O juiz da 2ª Vara da Fazenda Pública de Londrina, Emil Tomás Gonçalves, decretou a indisponibilidade de bens de 22 dos 24 acusados na décima ação por improbidade administrativa interposta pela Promotoria de Defesa do Patrimônio Público relativa à Operação Publicano, que apura esquema de cobrança de propina por auditores da Receita Estadual e sonegação vultosa de tributos estaduais por empresários da região. Desta vez, o alvo é o setor de alimentação. Três empresas do ramo nutricional e seus sócios ou contadores e 14 auditores – incluindo o suposto líder do esquema criminoso, o auditor Márcio de Albuquerque Lima – são requeridos no processo.

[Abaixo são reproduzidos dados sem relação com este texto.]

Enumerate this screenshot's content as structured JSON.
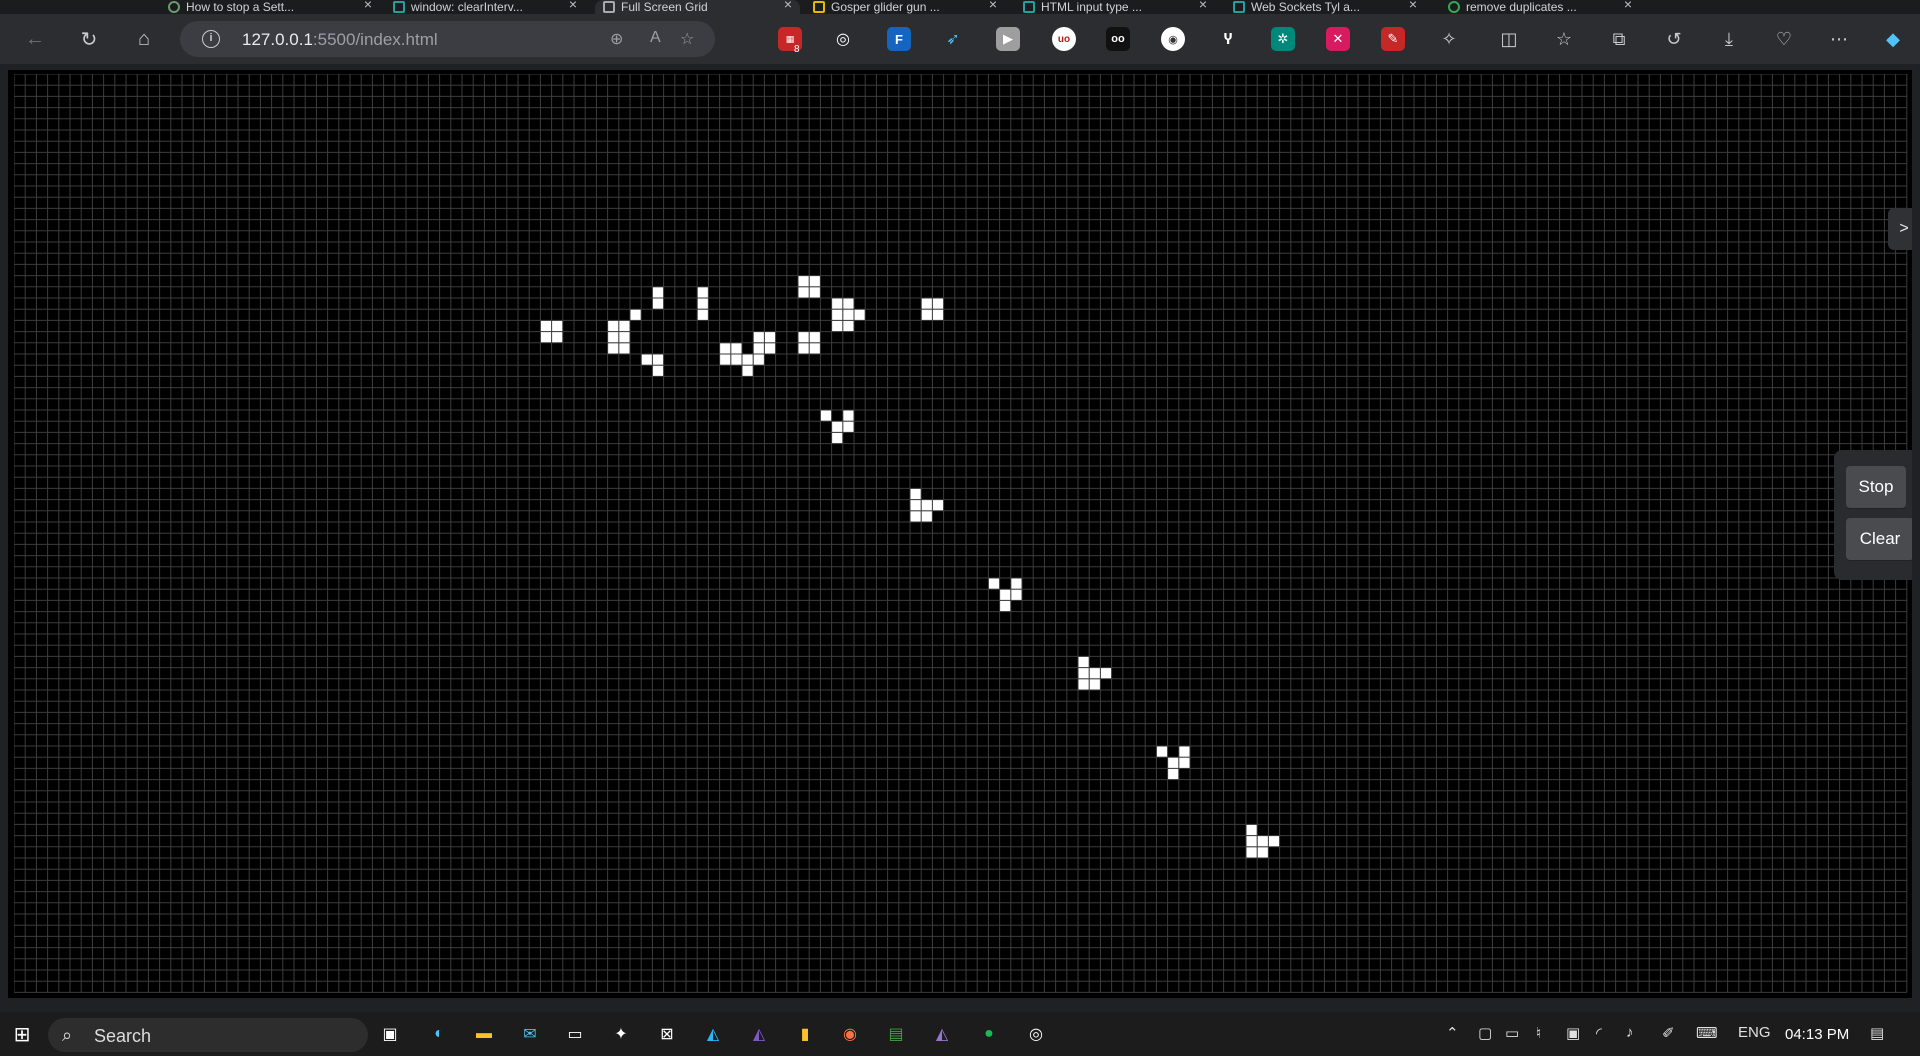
{
  "browser": {
    "tabs": [
      {
        "title": "How to stop a Sett...",
        "active": false
      },
      {
        "title": "window: clearInterv...",
        "active": false
      },
      {
        "title": "Full Screen Grid",
        "active": true
      },
      {
        "title": "Gosper glider gun ...",
        "active": false
      },
      {
        "title": "HTML input type ...",
        "active": false
      },
      {
        "title": "Web Sockets Tyl a...",
        "active": false
      },
      {
        "title": "remove duplicates ...",
        "active": false
      }
    ],
    "url_host": "127.0.0.1",
    "url_path": ":5500/index.html",
    "ext_badge": "8"
  },
  "grid": {
    "cell_color": "#ffffff",
    "background": "#000000",
    "line_color": "#3c3c3c",
    "cols": 169,
    "rows": 82,
    "live_cells": [
      [
        47,
        22
      ],
      [
        48,
        22
      ],
      [
        47,
        23
      ],
      [
        48,
        23
      ],
      [
        53,
        22
      ],
      [
        54,
        22
      ],
      [
        53,
        23
      ],
      [
        54,
        23
      ],
      [
        53,
        24
      ],
      [
        54,
        24
      ],
      [
        55,
        21
      ],
      [
        56,
        25
      ],
      [
        57,
        20
      ],
      [
        57,
        19
      ],
      [
        57,
        26
      ],
      [
        57,
        25
      ],
      [
        61,
        19
      ],
      [
        61,
        20
      ],
      [
        61,
        21
      ],
      [
        63,
        24
      ],
      [
        64,
        24
      ],
      [
        63,
        25
      ],
      [
        64,
        25
      ],
      [
        65,
        25
      ],
      [
        66,
        25
      ],
      [
        65,
        26
      ],
      [
        66,
        24
      ],
      [
        67,
        24
      ],
      [
        67,
        23
      ],
      [
        66,
        23
      ],
      [
        70,
        18
      ],
      [
        71,
        18
      ],
      [
        70,
        19
      ],
      [
        71,
        19
      ],
      [
        70,
        23
      ],
      [
        71,
        23
      ],
      [
        70,
        24
      ],
      [
        71,
        24
      ],
      [
        73,
        20
      ],
      [
        74,
        20
      ],
      [
        73,
        21
      ],
      [
        74,
        21
      ],
      [
        75,
        21
      ],
      [
        73,
        22
      ],
      [
        74,
        22
      ],
      [
        81,
        20
      ],
      [
        82,
        20
      ],
      [
        81,
        21
      ],
      [
        82,
        21
      ],
      [
        72,
        30
      ],
      [
        74,
        30
      ],
      [
        73,
        31
      ],
      [
        74,
        31
      ],
      [
        73,
        32
      ],
      [
        80,
        37
      ],
      [
        80,
        38
      ],
      [
        81,
        38
      ],
      [
        82,
        38
      ],
      [
        80,
        39
      ],
      [
        81,
        39
      ],
      [
        87,
        45
      ],
      [
        88,
        46
      ],
      [
        89,
        45
      ],
      [
        89,
        46
      ],
      [
        88,
        47
      ],
      [
        95,
        52
      ],
      [
        95,
        53
      ],
      [
        96,
        53
      ],
      [
        97,
        53
      ],
      [
        95,
        54
      ],
      [
        96,
        54
      ],
      [
        102,
        60
      ],
      [
        103,
        61
      ],
      [
        104,
        60
      ],
      [
        104,
        61
      ],
      [
        103,
        62
      ],
      [
        110,
        67
      ],
      [
        110,
        68
      ],
      [
        111,
        68
      ],
      [
        112,
        68
      ],
      [
        110,
        69
      ],
      [
        111,
        69
      ]
    ]
  },
  "controls": {
    "toggle_label": ">",
    "stop_label": "Stop",
    "clear_label": "Clear"
  },
  "taskbar": {
    "search_placeholder": "Search",
    "language": "ENG",
    "time": "04:13 PM"
  }
}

A ação civil pública foi ajuizada em 21 de junho e a decisão de bloqueio de bens é de 25 de julho. Porém, apenas ontem o juiz levantou o segredo de justiça, já que o processo contém documentos sigilosos, como os referentes à quebra de sigilo bancário. O montante tornado indisponível pelo juiz varia conforme o réu, considerando quanto ele teria recebido de propina.
Aos supostos integrantes da cúpula da organização, que, segundo o Ministério Público (MP), recebiam parte de tudo o que era arrecadado ilicitamente pelos fiscais, o bloqueio passa de R$ 4 milhões. Para outros, cuja atuação teria se restringido a cobrar propina em um dos fatos, o montante bloqueado é mais baixo, girando em torno de R$ 500 mil.
O MP não pediu a indisponibilidade de bens de uma empresa, de Sertaneja, e de seu dono, já que o empresário firmou acordo de delação premiada e admitiu que pagou propina em duas ocasiões – uma de R$ 45 mil, em 2012, e outra de R$ 120 mil, em 2014.
Os outros dois casos são de empresas de Arapongas. Em um deles o valor da propina, paga mensalmente entre 2003 e 2005, não foi revelado. Consta, porém, que os dois sócios fizeram o pagamento a auditor que está afastado das funções há mais de 13 anos. No outro, a propina chegou a R$ 750 mil, valor entregue a um auditor fiscal pelo diretor e pelo contador da empresa.
Quanto ao auditor Luiz Antonio de Souza, que vinha sendo poupado de pedidos de condenação por improbidade e de devolução de valores, além do bloqueio de bens, em razão de ser réu colaborador, desta vez não teve o benefício. É que seu acordo de delação premiada foi parcialmente rescindido, uma vez que, segundo apuração do MP relativa à quinta fase da Publicano, o principal delator voltou a praticar atos ilícitos. "... prática dos crimes de organização criminosa, associação criminosa, corrupção passiva tributária, extorsão e lavagem de ativos, muitos deles em data posterior à homologação de seu Termo de Colaboração Premiada, inclusive durante sua prisão provisória", escreveram os promotores Renato de Lima Castro, Jorge Barreto e Leila Schimiti, que assinam a ação.
Esta foi a décima ação por improbidade da Publicano. As anteriores tratavam de propinas nos setores de vestuário, calçados, cafeeiro, moveleiro (três ações) e veículos. A segunda se referia à cooptação de agente do Gaeco pela suposta organização criminosa e a nona, interposta em 10 de junho, ainda está sob segredo de justiça.